Commençons cette exploration philosophique par un petit rappel de la notion d’éthique. Retour chez les Grecs pour qui ethikos signifie morale, ethos sont les mœurs. Il s’agit d’une discipline philosophique qui réfléchit sur les finalités, sur les valeurs de l’existence. C’est aussi une réflexion sur les comportements à adopter pour rendre le monde humainement habitable. Donc, une recherche d’idéal de société et de conduite de l’existence.  Nous ne parlons pas de « morale » au sens étroit de ce terme qui signifie actuellement un ensemble de règles ou de lois ayant un caractère universel (par exemple les droits humains). L’éthique s’attache aux valeurs, elle se détermine dans le temps et l’espace en fonction de la communauté humaine dans laquelle nous vivons.

Quant à la notion de « Progrès », elle est racontée par Hervé Hasquin en préface de ce livre : « Le progrès c’est l’espérance que l’humanité et la civilisation soient en évolution vers un mieux ».

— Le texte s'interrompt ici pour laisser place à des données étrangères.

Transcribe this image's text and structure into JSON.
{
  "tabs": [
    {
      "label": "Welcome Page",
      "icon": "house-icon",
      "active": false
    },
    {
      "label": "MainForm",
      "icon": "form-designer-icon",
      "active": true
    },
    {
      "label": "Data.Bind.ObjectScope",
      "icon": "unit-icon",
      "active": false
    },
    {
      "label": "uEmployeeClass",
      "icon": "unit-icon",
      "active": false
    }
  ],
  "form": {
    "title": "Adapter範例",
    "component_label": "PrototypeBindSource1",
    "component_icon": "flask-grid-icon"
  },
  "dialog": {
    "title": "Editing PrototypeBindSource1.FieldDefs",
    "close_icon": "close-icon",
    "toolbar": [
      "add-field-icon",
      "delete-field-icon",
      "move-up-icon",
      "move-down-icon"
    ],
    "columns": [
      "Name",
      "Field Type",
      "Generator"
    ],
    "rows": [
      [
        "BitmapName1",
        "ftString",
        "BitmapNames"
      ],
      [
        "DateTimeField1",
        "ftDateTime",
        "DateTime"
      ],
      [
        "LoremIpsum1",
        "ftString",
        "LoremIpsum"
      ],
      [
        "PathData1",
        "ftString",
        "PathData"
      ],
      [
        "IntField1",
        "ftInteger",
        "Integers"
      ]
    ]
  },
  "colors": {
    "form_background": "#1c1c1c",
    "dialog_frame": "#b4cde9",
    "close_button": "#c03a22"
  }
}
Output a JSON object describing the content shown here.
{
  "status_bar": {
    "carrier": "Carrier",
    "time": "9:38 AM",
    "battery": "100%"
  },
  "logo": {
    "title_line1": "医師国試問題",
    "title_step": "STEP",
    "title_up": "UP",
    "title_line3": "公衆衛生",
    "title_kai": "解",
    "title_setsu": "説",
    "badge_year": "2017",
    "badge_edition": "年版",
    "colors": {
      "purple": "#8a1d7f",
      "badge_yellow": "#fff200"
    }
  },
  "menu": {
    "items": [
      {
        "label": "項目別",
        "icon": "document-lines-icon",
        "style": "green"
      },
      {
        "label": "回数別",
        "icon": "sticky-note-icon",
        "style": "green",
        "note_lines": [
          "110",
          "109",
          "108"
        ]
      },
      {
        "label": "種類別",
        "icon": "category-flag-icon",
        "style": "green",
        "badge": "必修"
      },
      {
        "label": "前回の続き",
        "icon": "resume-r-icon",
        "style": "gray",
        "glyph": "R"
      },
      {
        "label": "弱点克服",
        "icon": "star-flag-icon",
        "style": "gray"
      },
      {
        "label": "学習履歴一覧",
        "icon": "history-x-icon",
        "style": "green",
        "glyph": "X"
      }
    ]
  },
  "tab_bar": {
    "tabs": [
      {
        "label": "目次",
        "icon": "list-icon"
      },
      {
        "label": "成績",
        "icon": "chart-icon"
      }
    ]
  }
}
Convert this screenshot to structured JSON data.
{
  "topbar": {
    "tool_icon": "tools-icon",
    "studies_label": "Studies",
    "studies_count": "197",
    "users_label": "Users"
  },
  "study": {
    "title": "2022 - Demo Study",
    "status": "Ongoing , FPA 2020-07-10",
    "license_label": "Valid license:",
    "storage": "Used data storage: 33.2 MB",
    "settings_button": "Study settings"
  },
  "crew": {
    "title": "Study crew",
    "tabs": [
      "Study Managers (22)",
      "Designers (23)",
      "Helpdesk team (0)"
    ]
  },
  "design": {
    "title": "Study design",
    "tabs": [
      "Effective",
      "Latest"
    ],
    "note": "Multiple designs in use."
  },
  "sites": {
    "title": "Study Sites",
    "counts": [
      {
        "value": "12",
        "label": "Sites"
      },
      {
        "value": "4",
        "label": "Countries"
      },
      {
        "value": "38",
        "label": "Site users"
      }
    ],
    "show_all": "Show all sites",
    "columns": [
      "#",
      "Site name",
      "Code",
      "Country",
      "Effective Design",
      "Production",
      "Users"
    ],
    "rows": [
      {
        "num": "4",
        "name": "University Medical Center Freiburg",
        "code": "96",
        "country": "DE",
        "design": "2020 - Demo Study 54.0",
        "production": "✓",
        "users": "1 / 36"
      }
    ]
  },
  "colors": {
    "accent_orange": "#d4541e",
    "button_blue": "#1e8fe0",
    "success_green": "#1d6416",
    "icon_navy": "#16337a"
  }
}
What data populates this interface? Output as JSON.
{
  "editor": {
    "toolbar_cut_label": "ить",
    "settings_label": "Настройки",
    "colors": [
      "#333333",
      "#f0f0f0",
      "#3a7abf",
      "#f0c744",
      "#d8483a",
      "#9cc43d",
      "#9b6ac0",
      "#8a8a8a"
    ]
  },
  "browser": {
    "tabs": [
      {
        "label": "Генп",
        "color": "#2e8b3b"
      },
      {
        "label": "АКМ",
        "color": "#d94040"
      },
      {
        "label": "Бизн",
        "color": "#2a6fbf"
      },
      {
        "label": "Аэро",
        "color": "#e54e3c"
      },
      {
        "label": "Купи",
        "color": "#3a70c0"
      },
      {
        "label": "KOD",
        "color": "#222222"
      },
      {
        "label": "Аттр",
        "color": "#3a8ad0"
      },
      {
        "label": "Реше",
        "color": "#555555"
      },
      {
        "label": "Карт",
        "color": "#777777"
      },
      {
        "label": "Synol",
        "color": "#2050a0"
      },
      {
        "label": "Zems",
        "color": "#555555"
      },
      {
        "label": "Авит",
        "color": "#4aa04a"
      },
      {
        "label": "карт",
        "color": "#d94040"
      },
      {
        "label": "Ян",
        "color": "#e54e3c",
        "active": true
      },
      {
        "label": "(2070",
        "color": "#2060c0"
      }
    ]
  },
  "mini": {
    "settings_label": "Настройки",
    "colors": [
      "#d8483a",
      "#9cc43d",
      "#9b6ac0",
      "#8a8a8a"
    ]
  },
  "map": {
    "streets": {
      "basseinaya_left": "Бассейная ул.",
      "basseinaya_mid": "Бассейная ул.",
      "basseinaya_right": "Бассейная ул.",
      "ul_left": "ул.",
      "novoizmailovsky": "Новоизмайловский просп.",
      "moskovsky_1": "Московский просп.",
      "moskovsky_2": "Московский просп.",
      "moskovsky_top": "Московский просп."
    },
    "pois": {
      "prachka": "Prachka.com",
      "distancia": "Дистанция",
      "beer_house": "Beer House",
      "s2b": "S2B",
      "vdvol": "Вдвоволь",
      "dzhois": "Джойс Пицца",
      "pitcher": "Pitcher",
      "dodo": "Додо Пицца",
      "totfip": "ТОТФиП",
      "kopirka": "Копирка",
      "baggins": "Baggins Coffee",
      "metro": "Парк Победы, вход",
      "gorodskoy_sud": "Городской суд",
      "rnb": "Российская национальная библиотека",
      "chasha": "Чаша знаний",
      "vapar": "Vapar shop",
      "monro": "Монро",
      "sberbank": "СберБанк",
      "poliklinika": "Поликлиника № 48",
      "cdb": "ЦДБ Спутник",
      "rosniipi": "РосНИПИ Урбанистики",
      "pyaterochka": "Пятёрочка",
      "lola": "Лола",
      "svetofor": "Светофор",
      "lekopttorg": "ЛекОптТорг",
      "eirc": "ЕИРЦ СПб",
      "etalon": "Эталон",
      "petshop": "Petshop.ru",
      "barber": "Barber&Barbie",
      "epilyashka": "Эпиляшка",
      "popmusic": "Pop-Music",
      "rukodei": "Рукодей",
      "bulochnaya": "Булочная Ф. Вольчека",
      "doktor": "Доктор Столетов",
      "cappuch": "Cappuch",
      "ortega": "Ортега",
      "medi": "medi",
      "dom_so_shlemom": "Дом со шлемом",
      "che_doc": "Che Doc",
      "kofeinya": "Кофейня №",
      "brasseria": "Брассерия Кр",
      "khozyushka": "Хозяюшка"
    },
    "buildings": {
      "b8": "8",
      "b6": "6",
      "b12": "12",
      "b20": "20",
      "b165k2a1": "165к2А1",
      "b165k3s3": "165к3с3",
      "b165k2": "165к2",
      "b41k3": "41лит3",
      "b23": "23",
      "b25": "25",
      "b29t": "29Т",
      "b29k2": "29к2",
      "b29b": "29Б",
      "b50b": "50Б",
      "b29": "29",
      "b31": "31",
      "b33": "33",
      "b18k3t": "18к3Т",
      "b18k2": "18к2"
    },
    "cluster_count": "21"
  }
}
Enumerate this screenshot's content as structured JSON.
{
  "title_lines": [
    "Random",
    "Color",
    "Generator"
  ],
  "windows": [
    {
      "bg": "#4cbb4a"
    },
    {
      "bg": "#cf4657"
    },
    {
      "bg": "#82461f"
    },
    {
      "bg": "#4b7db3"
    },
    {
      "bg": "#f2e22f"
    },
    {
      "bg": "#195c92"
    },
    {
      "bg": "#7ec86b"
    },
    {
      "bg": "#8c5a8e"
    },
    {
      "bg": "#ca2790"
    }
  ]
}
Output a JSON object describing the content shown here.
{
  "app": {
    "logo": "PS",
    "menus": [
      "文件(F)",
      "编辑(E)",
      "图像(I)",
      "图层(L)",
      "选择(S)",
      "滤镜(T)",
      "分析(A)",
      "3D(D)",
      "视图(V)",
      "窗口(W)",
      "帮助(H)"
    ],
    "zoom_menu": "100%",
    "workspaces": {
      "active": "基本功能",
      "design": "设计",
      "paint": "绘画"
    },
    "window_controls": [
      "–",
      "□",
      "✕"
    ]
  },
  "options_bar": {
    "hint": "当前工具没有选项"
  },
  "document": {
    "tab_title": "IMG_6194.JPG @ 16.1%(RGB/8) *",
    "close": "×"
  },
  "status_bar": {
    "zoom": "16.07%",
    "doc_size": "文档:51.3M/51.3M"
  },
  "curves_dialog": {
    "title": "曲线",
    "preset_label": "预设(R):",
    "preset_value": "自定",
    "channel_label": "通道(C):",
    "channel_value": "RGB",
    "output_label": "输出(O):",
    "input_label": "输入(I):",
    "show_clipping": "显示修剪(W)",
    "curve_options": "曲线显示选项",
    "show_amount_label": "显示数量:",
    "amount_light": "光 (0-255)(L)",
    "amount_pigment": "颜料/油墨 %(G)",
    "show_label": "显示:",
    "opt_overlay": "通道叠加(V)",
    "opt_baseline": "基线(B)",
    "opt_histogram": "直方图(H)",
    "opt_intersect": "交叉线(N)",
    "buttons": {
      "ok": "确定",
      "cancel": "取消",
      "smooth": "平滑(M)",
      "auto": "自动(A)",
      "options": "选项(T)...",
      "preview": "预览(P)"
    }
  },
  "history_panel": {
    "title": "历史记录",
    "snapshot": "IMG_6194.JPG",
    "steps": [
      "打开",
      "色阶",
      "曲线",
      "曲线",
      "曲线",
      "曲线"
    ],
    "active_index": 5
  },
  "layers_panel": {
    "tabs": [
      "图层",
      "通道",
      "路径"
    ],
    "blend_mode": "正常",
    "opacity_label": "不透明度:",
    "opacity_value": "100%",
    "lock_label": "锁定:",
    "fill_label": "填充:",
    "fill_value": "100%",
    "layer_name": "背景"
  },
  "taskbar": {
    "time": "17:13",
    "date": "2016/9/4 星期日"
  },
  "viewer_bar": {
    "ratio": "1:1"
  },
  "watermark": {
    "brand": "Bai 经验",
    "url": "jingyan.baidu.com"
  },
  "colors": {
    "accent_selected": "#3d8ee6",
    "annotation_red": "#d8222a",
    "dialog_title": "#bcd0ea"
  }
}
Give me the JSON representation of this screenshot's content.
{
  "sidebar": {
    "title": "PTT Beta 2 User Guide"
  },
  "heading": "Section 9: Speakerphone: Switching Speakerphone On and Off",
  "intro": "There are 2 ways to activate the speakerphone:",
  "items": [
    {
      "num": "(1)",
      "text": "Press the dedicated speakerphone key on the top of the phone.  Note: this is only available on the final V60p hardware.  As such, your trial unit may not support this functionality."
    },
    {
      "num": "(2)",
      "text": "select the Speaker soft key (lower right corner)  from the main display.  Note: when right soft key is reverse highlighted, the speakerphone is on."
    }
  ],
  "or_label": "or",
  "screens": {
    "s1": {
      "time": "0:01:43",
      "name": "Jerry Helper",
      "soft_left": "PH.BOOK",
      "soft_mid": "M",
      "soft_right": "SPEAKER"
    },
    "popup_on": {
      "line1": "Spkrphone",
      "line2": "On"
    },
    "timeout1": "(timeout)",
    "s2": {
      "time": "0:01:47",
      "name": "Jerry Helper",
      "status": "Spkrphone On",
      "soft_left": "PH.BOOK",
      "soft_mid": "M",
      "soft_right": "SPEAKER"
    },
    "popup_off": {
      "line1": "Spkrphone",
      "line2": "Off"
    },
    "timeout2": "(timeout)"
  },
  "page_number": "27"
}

Il y a en effet du pain sur la planche ! « Des crises à la recherche des progrès ! Vers un nouvel humanisme ? » s’interroge Charles Susanne. « Pour une nouvelle éthique du progrès », analyse Anne Goldberg qui lance ainsi un appel à une nouvelle République des Lettres. « Quelle humanité pour le 21ème siècle ? » s’interroge Patrick Traube pour qui « l’activité de pensée est une effraction permanente dans le béton des certitudes » et donc, « l’acte d’enseigner est, par nature, subversif et dérangeant. » Yves Kengen analyse le paradoxe du progrès régressif. Frank Pierobon met en garde sur une science qui risque de « réinventer le genre humain ». Isabelle Jespers nous parle des « Orphelins de Prométhée ou crise de la transmission » : il nous faut garder notre liberté de recherche et de jugement pour la transmettre aux jeunes. Les interrogations fondamentales sur le transhumanisme sont portées par Pascal Simoens dans « faudra-t-il encore croire en dieu demain pour devenir immortel ? » Jean Semal s’inquiète de la protection de nos données privées, pillées et marchandisées à l’excès. Pierre-Paul Maeter nous décrit « L’IA dans la cité : au profit de qui et pour quoi ? » Yves Lattenist s’interroge sur notre rapport au temps depuis l’arrivée des nouvelles technologies.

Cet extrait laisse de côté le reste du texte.